Thursday, April 12, 2012
The Night WBT signed off early
The Night WBT Signed Off Early
Without a doubt the king of the Disc Jockeys when we were at Central was Jimmy Kilgo. Who can forget Kilgo’s Korner…with his engineer Francis Nockamuro…spinning OUR songs on WIST on “Big Ole Friday Date Nights’ as we par….uh…drove around town in our parent’s car.
As I recall, Kilgo’s Korner ended around 11:30, so if we were still out after that, we tuned in to WBT for “Raiford at Random.” Bob Raiford was the host and In my opinion the smoothest and most sophisticated DJ Charlotte ever had.
But, he made one “mistake” that WBT never forgave him for…..and in fact, fired him for.
On the air.
This happened a year or so after we graduated, but I remember hearing the broadcast that night.
He played an interview he recorded with a bunch of Central High School students.
It all seems so insignificant and “much ado about nothing” now, but in the early 50’s radio stations were just beginning to stretch their legs as far as local programming was concerned, after 40 years of mostly re-broadcasting network programming, i.e., soap operas, comedy shows and dramas.
Plus, this was the era of the “Fairness Doctrine,” and radio stations went out of their way to NEVER say or DO anything that was the least bit controversial. Otherwise, they would be inundated with people from “the other side” demanding “equal time.”
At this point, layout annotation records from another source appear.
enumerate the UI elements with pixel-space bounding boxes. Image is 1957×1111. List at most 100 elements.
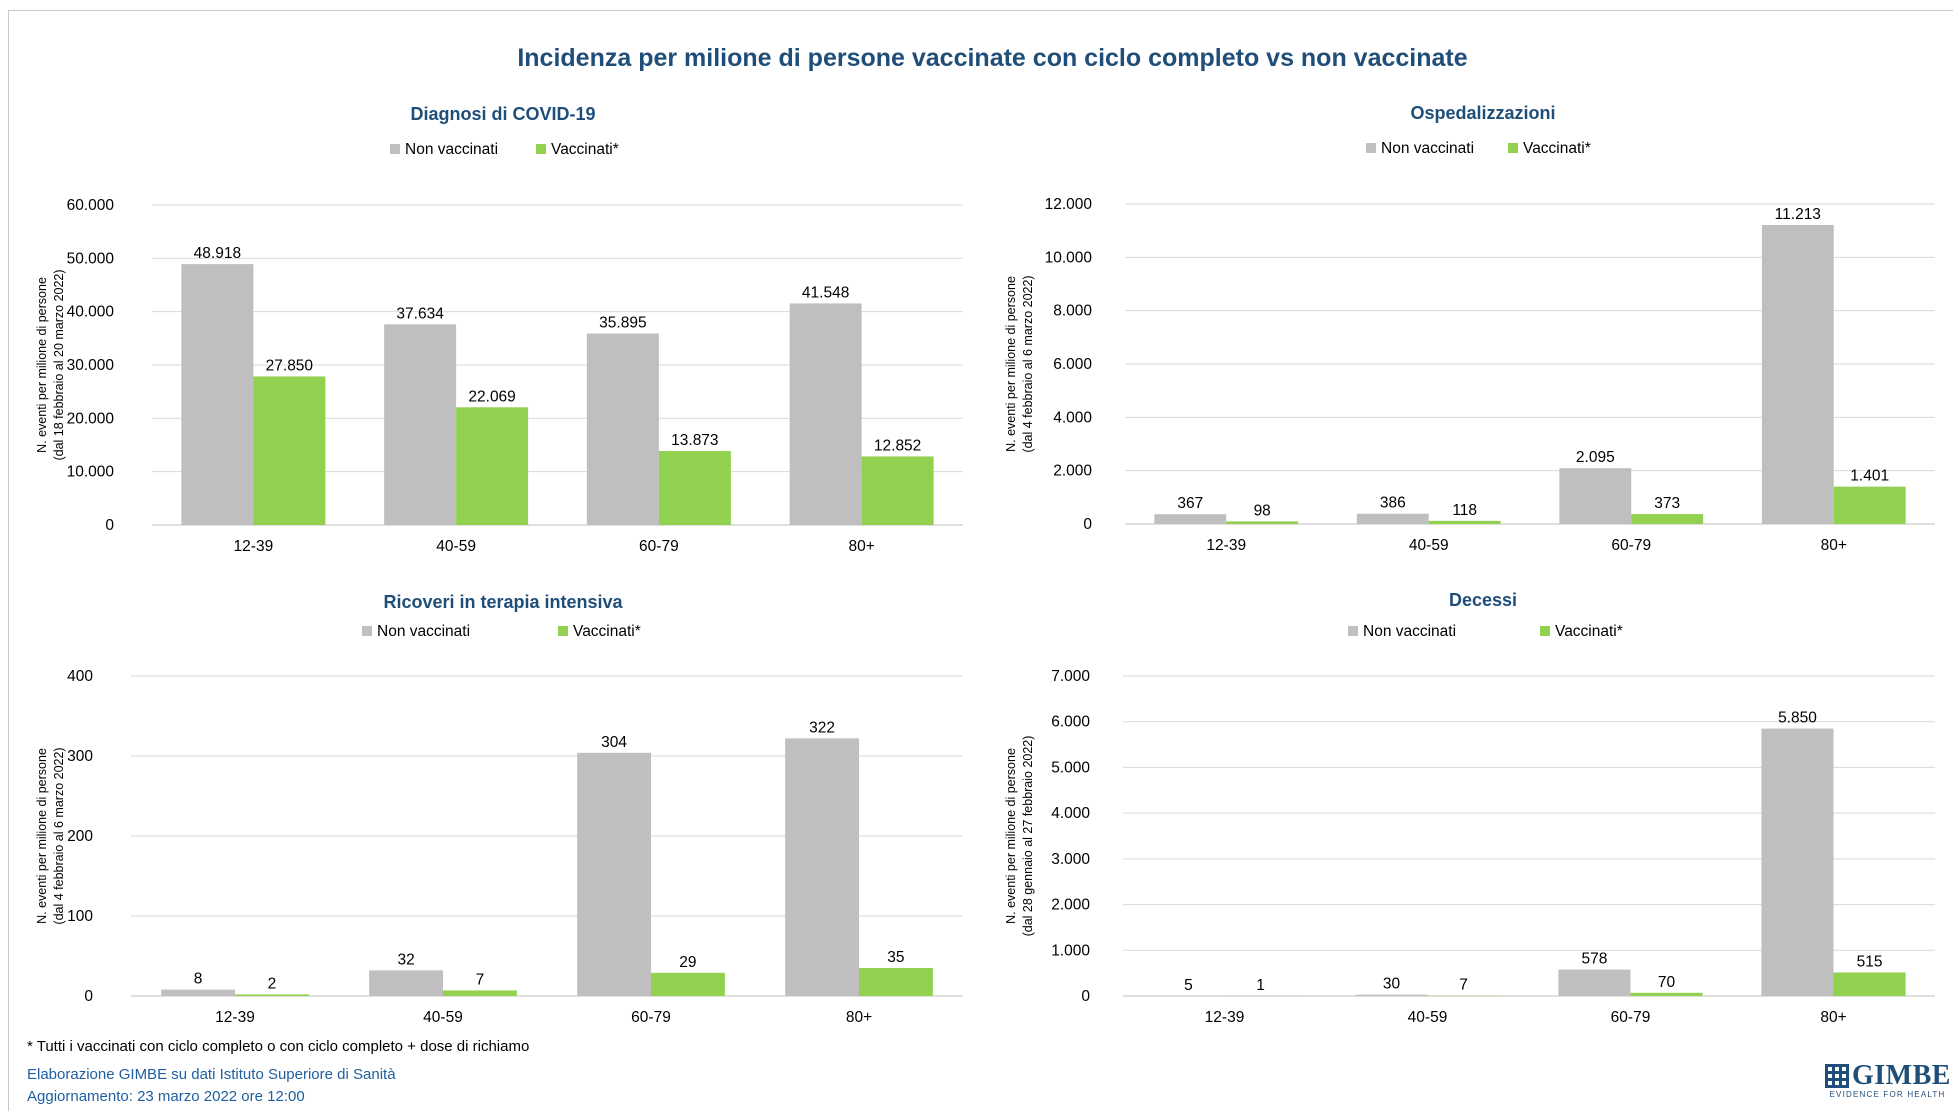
y-tick-label: 0 — [84, 988, 93, 1005]
data-label: 30 — [1383, 976, 1401, 993]
x-tick-label: 12-39 — [1206, 537, 1246, 554]
bar — [384, 324, 457, 525]
data-label: 367 — [1177, 495, 1203, 512]
y-tick-label: 0 — [1081, 988, 1090, 1005]
bar — [789, 303, 862, 525]
bar — [1559, 468, 1632, 524]
x-tick-label: 60-79 — [639, 538, 679, 555]
y-tick-label: 5.000 — [1051, 759, 1090, 776]
x-tick-label: 40-59 — [1409, 537, 1449, 554]
data-label: 48.918 — [194, 245, 241, 262]
data-label: 5 — [1184, 977, 1193, 994]
y-axis-label: N. eventi per milione di persone — [1004, 748, 1018, 924]
y-axis-label: (dal 28 gennaio al 27 febbraio 2022) — [1021, 736, 1035, 937]
bar — [253, 376, 326, 525]
bar — [369, 970, 443, 996]
data-label: 98 — [1254, 502, 1271, 519]
gimbe-logo: GIMBE EVIDENCE FOR HEALTH — [1825, 1060, 1950, 1102]
y-tick-label: 1.000 — [1051, 942, 1090, 959]
chart-frame — [8, 10, 1953, 1111]
y-axis-label: N. eventi per milione di persone — [1004, 276, 1018, 452]
legend-label: Vaccinati* — [1523, 140, 1591, 157]
chart-title: Diagnosi di COVID-19 — [410, 104, 595, 124]
legend-swatch — [1348, 626, 1358, 636]
data-label: 13.873 — [671, 432, 718, 449]
y-tick-label: 8.000 — [1053, 303, 1092, 320]
bar — [1558, 969, 1631, 996]
data-label: 7 — [476, 971, 485, 988]
legend-swatch — [536, 144, 546, 154]
legend-label: Non vaccinati — [377, 623, 470, 640]
y-tick-label: 10.000 — [1045, 249, 1093, 266]
data-label: 35 — [887, 949, 904, 966]
bar — [1355, 994, 1428, 996]
y-tick-label: 50.000 — [67, 250, 115, 267]
data-label: 1.401 — [1850, 468, 1889, 485]
y-tick-label: 6.000 — [1051, 714, 1090, 731]
y-tick-label: 40.000 — [67, 304, 115, 321]
update-timestamp: Aggiornamento: 23 marzo 2022 ore 12:00 — [27, 1088, 305, 1105]
y-tick-label: 0 — [105, 517, 114, 534]
y-tick-label: 2.000 — [1051, 897, 1090, 914]
data-label: 578 — [1582, 951, 1608, 968]
bar — [1761, 728, 1834, 996]
data-label: 22.069 — [468, 388, 515, 405]
bar — [1356, 513, 1429, 524]
y-tick-label: 300 — [67, 748, 93, 765]
legend-swatch — [1508, 143, 1518, 153]
y-tick-label: 20.000 — [67, 410, 115, 427]
y-tick-label: 60.000 — [67, 197, 115, 214]
legend-label: Non vaccinati — [1381, 140, 1474, 157]
source-credit: Elaborazione GIMBE su dati Istituto Supe… — [27, 1066, 396, 1083]
data-label: 386 — [1380, 495, 1406, 512]
x-tick-label: 12-39 — [215, 1009, 255, 1026]
data-label: 12.852 — [874, 437, 921, 454]
x-tick-label: 80+ — [1821, 537, 1847, 554]
data-label: 11.213 — [1775, 206, 1821, 223]
x-tick-label: 12-39 — [1205, 1009, 1245, 1026]
bar — [181, 264, 254, 525]
legend-label: Non vaccinati — [1363, 623, 1456, 640]
bar — [1428, 520, 1501, 524]
data-label: 7 — [1459, 977, 1468, 994]
x-tick-label: 40-59 — [423, 1009, 463, 1026]
logo-tagline: EVIDENCE FOR HEALTH — [1829, 1090, 1946, 1099]
gimbe-logo-icon — [1825, 1064, 1849, 1088]
y-tick-label: 30.000 — [67, 357, 115, 374]
x-tick-label: 60-79 — [631, 1009, 671, 1026]
bar — [586, 333, 659, 525]
chart-title: Decessi — [1449, 590, 1517, 610]
data-label: 322 — [809, 719, 835, 736]
bar — [1154, 514, 1227, 524]
data-label: 35.895 — [599, 315, 646, 332]
bar — [235, 994, 309, 996]
bar — [1833, 972, 1906, 996]
data-label: 2 — [268, 975, 277, 992]
legend-label: Vaccinati* — [1555, 623, 1623, 640]
data-label: 70 — [1658, 974, 1676, 991]
y-tick-label: 0 — [1083, 516, 1092, 533]
y-tick-label: 3.000 — [1051, 851, 1090, 868]
y-tick-label: 6.000 — [1053, 356, 1092, 373]
y-tick-label: 2.000 — [1053, 463, 1092, 480]
data-label: 29 — [679, 954, 696, 971]
logo-text: GIMBE — [1852, 1060, 1951, 1091]
x-tick-label: 60-79 — [1611, 1009, 1651, 1026]
y-tick-label: 4.000 — [1053, 409, 1092, 426]
chart-svg: Ospedalizzazioni Non vaccinati Vaccinati* 0… — [1004, 103, 1935, 554]
chart-title: Ricoveri in terapia intensiva — [383, 592, 623, 612]
bar — [1226, 521, 1299, 524]
data-label: 27.850 — [266, 357, 314, 374]
bar — [456, 407, 529, 525]
data-label: 304 — [601, 734, 627, 751]
data-label: 5.850 — [1778, 710, 1817, 727]
y-tick-label: 4.000 — [1051, 805, 1090, 822]
x-tick-label: 40-59 — [1408, 1009, 1448, 1026]
y-tick-label: 400 — [67, 668, 93, 685]
bar — [1630, 992, 1703, 996]
chart-panel-terapia-intensiva: Ricoveri in terapia intensiva Non vaccina… — [8, 580, 978, 1050]
x-tick-label: 40-59 — [436, 538, 476, 555]
data-label: 37.634 — [396, 305, 444, 322]
bar — [651, 972, 725, 996]
bar — [861, 456, 934, 525]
The controversy had to do with the singer Nat Cole, who had been attacked on stage by some racist rednecks in Alabama. Raiford, who was very aware that WBT…with its 50,000 watts….beamed all the way up the Eastern Seaboard, felt compelled to let his audience know that what happened in Alabama could and would not happen in Charlotte NC.
He taped an interview with the Charlotte chief of police Frank Littlejohn…who denounced the Alabama attack and vowed that he would never let such a thing happen in Charlotte. Also on the tape were several CHS students who all denounced the perpetrators of the Alabama incident.
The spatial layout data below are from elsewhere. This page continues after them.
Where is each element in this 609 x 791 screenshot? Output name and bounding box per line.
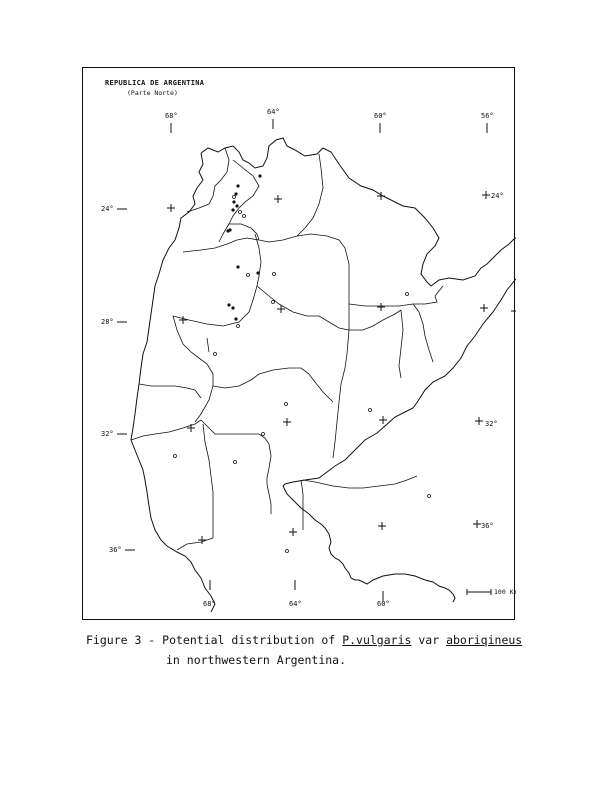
lon-top-60: 60°	[374, 112, 387, 120]
lat-right-32: 32°	[485, 420, 498, 428]
province-boundaries	[130, 147, 444, 551]
lat-left-36: 36°	[109, 546, 122, 554]
latitude-labels-left: 24° 28° 32° 36°	[101, 205, 135, 554]
longitude-labels-bottom: 68° 64° 60°	[203, 580, 390, 608]
grid-crosses	[167, 191, 490, 544]
lat-left-24: 24°	[101, 205, 114, 213]
lon-top-56: 56°	[481, 112, 494, 120]
scale-label: 100 Km	[494, 588, 516, 596]
lon-bottom-64: 64°	[289, 600, 302, 608]
occurrence-points-open	[173, 195, 431, 553]
caption-prefix: Figure 3 - Potential distribution of	[86, 633, 343, 647]
map-subtitle: (Parte Norte)	[127, 89, 178, 97]
country-outline	[200, 137, 516, 603]
lat-right-36: 36°	[481, 522, 494, 530]
latitude-labels-right: 24° 28° 32° 36°	[481, 192, 516, 530]
lon-bottom-60: 60°	[377, 600, 390, 608]
lat-left-32: 32°	[101, 430, 114, 438]
map-title: REPUBLICA DE ARGENTINA	[105, 79, 205, 87]
caption-line-1: Figure 3 - Potential distribution of P.v…	[86, 630, 566, 650]
figure-caption: Figure 3 - Potential distribution of P.v…	[86, 630, 566, 670]
caption-line-2: in northwestern Argentina.	[166, 653, 347, 667]
caption-variety: aboriqineus	[446, 633, 523, 647]
caption-species: P.vulgaris	[342, 633, 412, 647]
argentina-map: 68° 64° 60° 56° 24° 28° 32° 36° 24° 28°	[101, 108, 516, 613]
lat-left-28: 28°	[101, 318, 114, 326]
lat-right-24: 24°	[491, 192, 504, 200]
map-frame: REPUBLICA DE ARGENTINA (Parte Norte) 68°…	[82, 67, 516, 620]
lon-top-68: 68°	[165, 112, 178, 120]
caption-middle: var	[411, 633, 447, 647]
lon-bottom-68: 68°	[203, 600, 216, 608]
occurrence-points-filled	[226, 174, 262, 321]
lon-top-64: 64°	[267, 108, 280, 116]
longitude-labels-top: 68° 64° 60° 56°	[165, 108, 494, 133]
scale-bar: 100 Km	[466, 588, 516, 596]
Raiford was proud of the interviews and told WBT’s management about it and that he planned to broadcast the tape on his show that night. He told me years later that he thought he might win some kind of award for a major southern radio station to take such a stand.
Instead, the WBT suits decided that it would be TOO CONTROVERSIAL…….and directed Raiford NOT to play the tape on his program.
Raiford ignored their order…….and told his listeners about the tape and that the station managers had
Ordered him NOT to broadcast it on his show, but that he was going to anyway.
He did.
A few moments after the last interview with the CHS student, Raiford got a phone call from WBT’s management…….firing him and ordering the engineer to sign the station off the air immediately.
With the strains of the song “For All We Know” in the background, Raiford was truly “at Random.”